Se contempló en el espejo como si fuera la primera vez. Rozando la condena a la eterna mueca de felicidad, se retocó la pintura de los ojos y se vio reflejado en sus pupilas. Seguía igual. Igual de hermoso, exactamente igual de horrendo que su primera vez. Tantos años atrás... Suspiró y apagó las luces que rodeaban el espejo desde el que ese desconocido lo estudiaba de arriba a abajo. Otra función más, otro día que tachar en su calendario. Decidió guardarse su sonrisa sincera para cuando de verdad la sintiera, cuando fuera totalmente pura; esa tarde sacaría del bolsillo la falsa, la perfecta, la que le llenaba los oídos de gritos y aplausos. Escuchó la voz del de todos los días, su viejo amigo, su mentor, aquel que, aún hoy, le arañaba el alma con su incansable simpatía.

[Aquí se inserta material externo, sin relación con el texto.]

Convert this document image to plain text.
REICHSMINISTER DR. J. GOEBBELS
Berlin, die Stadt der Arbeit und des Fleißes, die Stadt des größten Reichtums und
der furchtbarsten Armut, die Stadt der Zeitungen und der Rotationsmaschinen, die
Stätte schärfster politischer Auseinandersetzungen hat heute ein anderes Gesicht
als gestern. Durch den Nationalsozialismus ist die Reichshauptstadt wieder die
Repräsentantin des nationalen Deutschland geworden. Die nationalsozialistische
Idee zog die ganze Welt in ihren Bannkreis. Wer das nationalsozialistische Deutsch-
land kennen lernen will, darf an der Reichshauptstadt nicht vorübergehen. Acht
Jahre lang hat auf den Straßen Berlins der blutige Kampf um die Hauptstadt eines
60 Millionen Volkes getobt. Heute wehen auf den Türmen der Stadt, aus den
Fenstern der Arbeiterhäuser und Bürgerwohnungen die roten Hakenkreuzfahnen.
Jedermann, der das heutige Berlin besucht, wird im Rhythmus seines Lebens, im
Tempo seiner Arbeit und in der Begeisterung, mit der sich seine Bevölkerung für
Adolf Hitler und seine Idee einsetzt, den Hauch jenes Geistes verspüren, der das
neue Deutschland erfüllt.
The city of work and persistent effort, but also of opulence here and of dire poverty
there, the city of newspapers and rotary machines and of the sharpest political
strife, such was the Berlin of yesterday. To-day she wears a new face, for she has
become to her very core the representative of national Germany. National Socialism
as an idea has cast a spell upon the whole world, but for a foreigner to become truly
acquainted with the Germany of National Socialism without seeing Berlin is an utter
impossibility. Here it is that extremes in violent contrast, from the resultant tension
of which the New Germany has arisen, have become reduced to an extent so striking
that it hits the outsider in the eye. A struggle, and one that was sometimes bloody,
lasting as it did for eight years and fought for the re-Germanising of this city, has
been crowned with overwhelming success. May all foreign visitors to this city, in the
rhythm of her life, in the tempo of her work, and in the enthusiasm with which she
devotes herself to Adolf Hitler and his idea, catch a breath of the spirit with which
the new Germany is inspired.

- ¿Estáis preparados?- Un coro de voces blancas le respondieron a pleno pulmón. Saboreó la ilusión de cada uno de esos pequeños.
Con una destreza envidiable, echó a andar hasta sentir la arena bajo sus zapatos verdes, reluciendo, vivos. A oscuras, se imaginó las caras que lo iban a estar observando, con cautela al principio, para romper en armonía con su esencia al final. Su esencia… ¿Era de verdad ésta su esencia?
La luz lo cegó. Como cada actuación. Segundos antes de iniciar su número, observó al público: los niños, expectantes, le sonreían esperanzados o le lanzaban miradas de temor que escondían a medias detrás de sus mejillas sonrosadas; una madre aprovechó para peinarle las coletas a su pequeña; mientras, alguien tosió en la vieja pero imponente carpa. Decidido a no continuar con esa monotonía que iba carcomiendo su existencia, comenzó a trepar por su espacio de protagonismo. Sin embargo, todos los focos del recinto se apagaron al mismo tiempo, apenas segundos después de cobrar vida, sumiendo a todos los presentes en una penumbra casi espectral. Los niños cerraron los ojos, gestando el temor por dentro, pugnando por hacerse real a través del llanto cristalino de la infancia; la madre dejó de peinarle las coletas a su hija y la abrazó con fuerza; alguien gritó alertando hasta a los animales que, en sus jaulas, vivían el momento con tranquilidad aparente. Y las luces no volvían. ¿Qué ocurría? El ajetreo comenzó entre bambalinas. ¡Había que encender las luces, como fuera!
Se percibió el atisbo de un destello de luz. En medio del escenario del oscuro circo, el joven payaso estaba sonriendo. Se deshizo de sus zapatos verdes. Ahora, justo ahora, iba a ser capaz de romper esa rutina desquiciante.